To view and manipulate the status of the running applications, the supervisord admin UI is at http://localhost:9003
- container name: adsabs-adsloggingdata
- volumes provided: /data, /var/log/supervisord
Both the statsd
and logstash
containers mount volumes from a shared data container as part of a strategy to persist both the indexed data and the log output of the running containers.
You can specify the amount of memory/cpus to devote to the vm by setting the VAGRANT_MEMORY
and VAGRANT_CPUS
environment variables prior to running vagrant up
. e.g., export VAGRANT_MEMOR=2g
and export VAGRANT_CPUS=2
.
There are two types of fabric tasks defined: prefix tasks and command tasks. The prefix tasks do things to affect the execution of the subsequent commands. Command tasks are things like build
, run
, stop
, rm
. Prefix tasks are show
, sudo
, all
, and the configured container names.
Each container specified in the fabfile's config
member gets it's own prefix task. Currently there are only the statsd
and logstash
containers. You can perform tasks on all containers using the prefix task all
.
There is also the show
prefix which outputs the actual command fabric will run instead of actually running it. sudo
will tell fabric to run commands via sudo.
Examples:
fab statsd run
: runs the statsd docker container
fab all run
: runs all the containers specified in fabfile.config
fab show statsd run
: shows the command fabric would use to run the statsd container
fab logstash build
: builds the logstash docker container
fab sudo logstash build
: executes the logstash docker build command via sudo
Fabric tasks can be chained together in various orders:
fab all stop rm build show run
: stops, removes, and builds all containers, and then shows the command to be used for executing them
This removes and recreates the container that provides the shared data space which both the logstash
and statsd
containers write logs and index data to. NOT TO BE RUN IN PRODUCTION unless you really know what you're doing, as this will delete the existing log event indexes.

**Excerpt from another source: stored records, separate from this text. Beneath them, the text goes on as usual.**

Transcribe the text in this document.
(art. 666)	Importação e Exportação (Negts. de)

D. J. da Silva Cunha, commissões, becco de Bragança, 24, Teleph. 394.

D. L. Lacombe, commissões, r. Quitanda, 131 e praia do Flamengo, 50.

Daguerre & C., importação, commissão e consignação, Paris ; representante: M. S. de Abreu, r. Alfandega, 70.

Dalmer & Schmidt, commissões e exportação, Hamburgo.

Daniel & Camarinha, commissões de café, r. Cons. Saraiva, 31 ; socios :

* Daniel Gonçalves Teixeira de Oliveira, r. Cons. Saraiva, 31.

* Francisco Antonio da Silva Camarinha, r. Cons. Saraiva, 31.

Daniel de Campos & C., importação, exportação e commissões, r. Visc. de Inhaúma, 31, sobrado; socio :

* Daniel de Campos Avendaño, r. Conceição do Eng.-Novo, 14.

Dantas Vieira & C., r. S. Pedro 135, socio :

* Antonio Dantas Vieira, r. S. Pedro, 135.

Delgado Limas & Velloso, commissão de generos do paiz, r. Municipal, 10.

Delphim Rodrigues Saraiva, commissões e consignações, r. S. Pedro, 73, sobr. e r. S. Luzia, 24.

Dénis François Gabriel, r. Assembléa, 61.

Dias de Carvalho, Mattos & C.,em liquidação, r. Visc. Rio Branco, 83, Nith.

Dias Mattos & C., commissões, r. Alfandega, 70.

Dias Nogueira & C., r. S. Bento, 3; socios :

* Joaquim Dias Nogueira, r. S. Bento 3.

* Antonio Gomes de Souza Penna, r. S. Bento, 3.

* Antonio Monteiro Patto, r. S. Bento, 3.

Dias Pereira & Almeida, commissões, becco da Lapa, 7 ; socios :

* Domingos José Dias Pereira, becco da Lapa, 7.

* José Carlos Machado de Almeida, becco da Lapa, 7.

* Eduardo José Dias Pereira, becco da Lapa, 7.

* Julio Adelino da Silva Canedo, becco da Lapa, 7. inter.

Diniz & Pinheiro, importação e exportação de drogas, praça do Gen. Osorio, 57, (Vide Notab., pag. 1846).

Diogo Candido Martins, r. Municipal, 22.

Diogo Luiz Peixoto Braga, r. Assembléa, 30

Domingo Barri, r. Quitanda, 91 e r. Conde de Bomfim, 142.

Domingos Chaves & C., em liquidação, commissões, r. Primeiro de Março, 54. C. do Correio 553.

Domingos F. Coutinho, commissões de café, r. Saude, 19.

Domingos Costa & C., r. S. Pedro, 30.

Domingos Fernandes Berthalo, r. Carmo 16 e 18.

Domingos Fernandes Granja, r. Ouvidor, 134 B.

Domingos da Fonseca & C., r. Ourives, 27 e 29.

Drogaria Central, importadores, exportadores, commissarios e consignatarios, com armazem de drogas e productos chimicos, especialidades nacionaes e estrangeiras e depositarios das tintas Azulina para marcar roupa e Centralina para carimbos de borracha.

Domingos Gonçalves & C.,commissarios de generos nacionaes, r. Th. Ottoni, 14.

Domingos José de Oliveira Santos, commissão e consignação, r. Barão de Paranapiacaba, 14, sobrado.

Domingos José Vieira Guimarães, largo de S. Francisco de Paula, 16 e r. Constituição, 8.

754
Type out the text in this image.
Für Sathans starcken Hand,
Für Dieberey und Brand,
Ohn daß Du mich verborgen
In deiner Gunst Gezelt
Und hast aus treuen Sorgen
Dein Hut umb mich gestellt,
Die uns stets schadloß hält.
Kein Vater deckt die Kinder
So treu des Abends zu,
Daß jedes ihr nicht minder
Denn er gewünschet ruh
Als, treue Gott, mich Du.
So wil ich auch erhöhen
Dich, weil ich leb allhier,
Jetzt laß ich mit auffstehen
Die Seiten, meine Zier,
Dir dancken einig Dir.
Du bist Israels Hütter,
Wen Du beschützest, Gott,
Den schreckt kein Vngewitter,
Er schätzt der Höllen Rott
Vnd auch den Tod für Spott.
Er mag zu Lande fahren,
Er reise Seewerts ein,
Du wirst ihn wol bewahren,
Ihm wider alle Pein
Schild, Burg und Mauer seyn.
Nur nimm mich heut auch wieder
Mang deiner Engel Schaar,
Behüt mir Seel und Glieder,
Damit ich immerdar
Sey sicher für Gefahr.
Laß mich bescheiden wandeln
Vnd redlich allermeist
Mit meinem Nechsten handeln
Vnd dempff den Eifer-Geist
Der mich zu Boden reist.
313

This will generate ssl certificates that can be used for secure interprocess communication, e.g. logstash-forwarder <-> logstash. The task takes two positional arguments: container
and name
. container
indicates where to place the resulting certificate files, e.g., dockerfiles/<container>/certs/
. name
indicates what to name the resulting files: <name>.key
and <name>.cft
.
This task can be used to reindex the log data stored in elasticsearch in the event of an index template change, for instance if new fields are added or the indexing settings for a particular field need to change. It requires one positional argument, tag
, which will be used to create the new indexes. The base index name will then be aliased (or re-aliased) to the new index name. You can also specify a pattern to indicate the indexes to reindex. The default is logstash-*
, which means reindex everything.
Example: you've modified the elasticsearch index template (logstash_template.json) and now want to reindex all existing data. Executing the task fab reindex:20140701-1
will iterate through all existing indexes, reindex them with a new index name of <base_index_name>:20140701-1
, alias <base_index_name>
to the new name, and then delete the old index. Elasticsearch handles these aliases transparently.